Taxe CO2 à l’import : le rapporteur parlementaire veut boucher la faille juridique qui l'affaiblirait

Le député européen Mohammed Chahim souhaite également que l'UE mette en place un plan visant à supprimer les rabais nationaux sur les coûts liés au CO2 dissimulés dans les factures d'électricité

EURACTIV.com
[Photo : Thierry Monasse/Getty Images]

L’exécutif européen ne devrait pas pouvoir suspendre la taxe carbone, une première mondiale, pour des produits spécifiques tels que les engrais : c’est ce qu’a clairement indiqué le député européen chargé de faire adopter une proposition de réforme au Parlement européen, dans des amendements qui remettent également en question l’avenir des remboursements des coûts liés au CO₂ pour l’industrie.

Le mécanisme d’ajustement carbone aux frontières (CBAM) de l’UE ajoute le prix payé par les producteurs européens pour leurs émissions de CO2 aux marchandises importées, mais la Commission européenne souhaite avoir le pouvoir de geler son application à des produits clés si des « circonstances graves et imprévues » liées aux prix surviennent.

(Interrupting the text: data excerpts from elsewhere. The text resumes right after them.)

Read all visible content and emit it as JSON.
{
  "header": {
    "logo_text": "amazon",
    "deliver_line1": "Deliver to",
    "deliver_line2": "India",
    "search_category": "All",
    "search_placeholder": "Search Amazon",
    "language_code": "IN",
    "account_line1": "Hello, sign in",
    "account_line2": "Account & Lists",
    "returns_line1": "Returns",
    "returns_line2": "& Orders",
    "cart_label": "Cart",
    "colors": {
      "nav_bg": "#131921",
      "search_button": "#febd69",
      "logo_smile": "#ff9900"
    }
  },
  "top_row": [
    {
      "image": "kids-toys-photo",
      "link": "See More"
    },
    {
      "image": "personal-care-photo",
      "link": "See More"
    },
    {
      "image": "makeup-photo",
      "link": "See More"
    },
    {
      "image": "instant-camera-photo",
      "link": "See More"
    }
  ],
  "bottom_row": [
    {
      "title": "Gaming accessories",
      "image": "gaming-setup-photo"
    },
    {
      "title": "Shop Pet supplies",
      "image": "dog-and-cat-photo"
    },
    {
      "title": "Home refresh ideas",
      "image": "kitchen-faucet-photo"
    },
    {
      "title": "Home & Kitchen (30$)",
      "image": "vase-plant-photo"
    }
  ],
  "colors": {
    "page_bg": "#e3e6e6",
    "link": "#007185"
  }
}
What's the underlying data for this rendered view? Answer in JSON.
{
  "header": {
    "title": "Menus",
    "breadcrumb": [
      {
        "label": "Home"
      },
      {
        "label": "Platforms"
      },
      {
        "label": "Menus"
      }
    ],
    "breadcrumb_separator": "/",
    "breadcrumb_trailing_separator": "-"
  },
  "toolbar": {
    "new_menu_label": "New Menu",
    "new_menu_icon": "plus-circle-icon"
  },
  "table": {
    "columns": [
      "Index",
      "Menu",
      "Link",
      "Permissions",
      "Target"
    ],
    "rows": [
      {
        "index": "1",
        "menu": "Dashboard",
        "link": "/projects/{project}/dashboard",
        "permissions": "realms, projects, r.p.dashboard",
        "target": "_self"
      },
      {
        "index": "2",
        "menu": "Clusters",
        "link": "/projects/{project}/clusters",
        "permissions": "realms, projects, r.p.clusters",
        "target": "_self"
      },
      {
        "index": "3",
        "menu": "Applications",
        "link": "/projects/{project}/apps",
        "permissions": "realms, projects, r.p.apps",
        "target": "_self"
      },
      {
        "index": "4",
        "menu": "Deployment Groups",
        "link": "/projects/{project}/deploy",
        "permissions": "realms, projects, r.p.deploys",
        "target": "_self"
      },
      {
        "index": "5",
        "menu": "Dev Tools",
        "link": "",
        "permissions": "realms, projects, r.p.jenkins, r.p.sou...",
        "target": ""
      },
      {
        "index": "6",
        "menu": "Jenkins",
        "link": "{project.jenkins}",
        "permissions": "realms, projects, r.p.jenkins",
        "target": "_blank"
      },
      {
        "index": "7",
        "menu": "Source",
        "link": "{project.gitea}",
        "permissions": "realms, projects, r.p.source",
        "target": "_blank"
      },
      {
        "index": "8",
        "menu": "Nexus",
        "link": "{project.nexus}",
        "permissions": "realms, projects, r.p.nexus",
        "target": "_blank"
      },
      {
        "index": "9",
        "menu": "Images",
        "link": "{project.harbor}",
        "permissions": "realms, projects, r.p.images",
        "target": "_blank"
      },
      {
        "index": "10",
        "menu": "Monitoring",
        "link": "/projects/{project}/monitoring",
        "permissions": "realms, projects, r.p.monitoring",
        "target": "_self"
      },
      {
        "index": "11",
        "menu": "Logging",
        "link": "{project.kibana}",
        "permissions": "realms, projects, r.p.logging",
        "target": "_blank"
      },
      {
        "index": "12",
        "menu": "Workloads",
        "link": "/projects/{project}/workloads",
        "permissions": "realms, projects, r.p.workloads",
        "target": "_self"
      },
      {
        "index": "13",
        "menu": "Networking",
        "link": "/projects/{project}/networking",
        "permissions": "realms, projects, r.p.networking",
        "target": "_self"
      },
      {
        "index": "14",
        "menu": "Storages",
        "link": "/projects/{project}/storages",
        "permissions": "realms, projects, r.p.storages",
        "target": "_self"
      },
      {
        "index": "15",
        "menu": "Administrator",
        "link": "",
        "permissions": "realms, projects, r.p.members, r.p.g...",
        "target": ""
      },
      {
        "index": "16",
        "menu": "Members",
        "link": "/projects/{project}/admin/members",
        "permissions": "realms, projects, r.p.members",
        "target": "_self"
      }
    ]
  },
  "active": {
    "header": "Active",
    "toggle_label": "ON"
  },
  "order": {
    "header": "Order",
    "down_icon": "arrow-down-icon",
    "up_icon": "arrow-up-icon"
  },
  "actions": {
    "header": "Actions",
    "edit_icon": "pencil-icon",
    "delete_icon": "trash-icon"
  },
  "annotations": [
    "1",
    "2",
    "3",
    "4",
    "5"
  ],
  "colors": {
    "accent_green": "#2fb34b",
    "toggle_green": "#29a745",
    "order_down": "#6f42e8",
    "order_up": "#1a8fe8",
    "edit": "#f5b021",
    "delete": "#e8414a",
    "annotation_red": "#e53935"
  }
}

La Commission a fait valoir que cette disposition récemment proposée pourrait même s’appliquer rétroactivement, alimentant un débat sur son utilisation éventuelle pour modérer les prix des engrais – une idée que le responsable européen du climat n’a rejetée que récemment.

Le rapporteur parlementaire, le député européen Mohammed Chahim, a désormais suggéré de supprimer le mécanisme de suspension proposé, dans un projet de rapport publié lundi qui servira de base aux délibérations de la commission de l’environnement sur cette question.

Remboursements des coûts liés au CO2

Les propositions du socialiste néerlandais abordent toutefois un autre point épineux.

Chahim demande à la Commission de proposer, d’ici 2027, un plan visant non seulement à permettre au CBAM de couvrir les émissions indirectes liées aux produits importés, mais aussi à supprimer progressivement un mécanisme qui autorise les gouvernements de l’UE à octroyer des subventions à leur industrie nationale.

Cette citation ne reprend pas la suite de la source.